Он помолчал. Она легла рядом, обнимая его за плечи, он поцеловал ее в висок.
— Особо бурных чувств с Зигурд у нас никогда не было. Она была товарищем, на которого указал рейхсфюрер, мы только два раза пообедали вместе, а он решил, вот это идеальная пара. Они устроили так, чтобы наши отношения состоялись. Так она стала моей женой. А любовь пронеслась мимо в черном отрытом «мерседесе», с флажками СС, в прямом и переносном смысле. Совсем другая любовь — известный врач, танцовщица, киноактриса, певица, сумасшедше красивая женщина. Зигурд стала женой. Но любовницей всегда была ты, — он повернулся к ней, лаская ее распущенные волосы. — Сначала в воображении, потом на самом деле. Мальчишкой в двадцать лет я состоял в свите рейхсфюрера, а ты вышла из подъезда в элегантном черном мундире. Волосы, вот эти чудные, темные волосы, яркие, блестящие, длинные, распущены ниже пояса, зеленые глаза блестят, в них просто горит жизнь. Рейхсфюрер как увидел эту прическу, побелел — обрезать, — он рассмеялся. — У всех просто сердце оборвалось, я почувствовал это. — Как же можно обрезать такую красоту, несмотря на все распоряжения расового отдела, что и какого цвета должно быть. И только Гейдрих позволил себе заметить, может, все-таки оставить. Тогда и рейхсфюрер что-то сообразил для себя и буркнул — оставьте, но причешитесь же наконец. Это же военная служба, а не подиум в Париже. Кстати, эта мысль ему понравилась. Сколько тебя потом фотографировали для журналов, плакатов, чтобы показывать иностранным дипломатам, в этом черном мундире, с распущенными волосами, волосы падают на серебряный погон.

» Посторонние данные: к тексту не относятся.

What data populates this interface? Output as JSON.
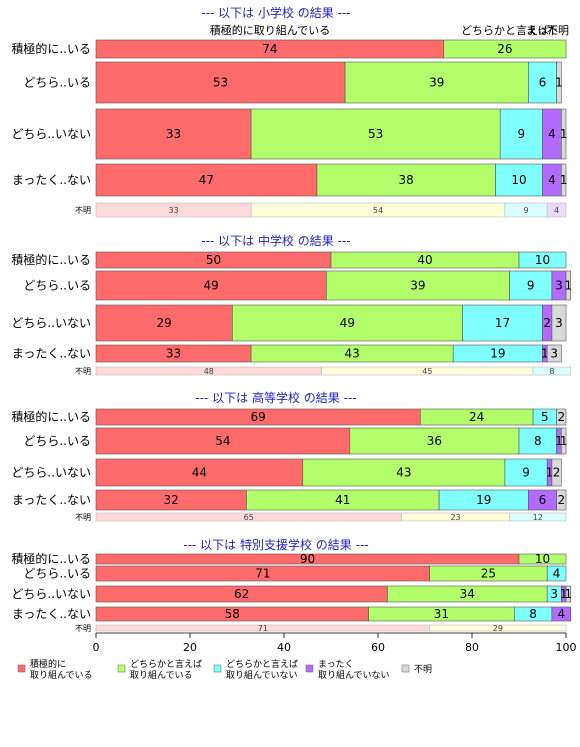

Если кого-то больше, то только фрау Райч. Я был на переговорах с Муссолини, когда вернулся из Франции в сороковом и еще некоторое время снова служил адъютантом. Он размахивал этим журналом перед носом фюрера и просто требовал, чтобы его с тобой познакомили. «Это настоящая римлянка, подайте мне!» Оказалось, тебя нет в Берлине, ты опять в каком-то дивизионном госпитале, он очень расстроился.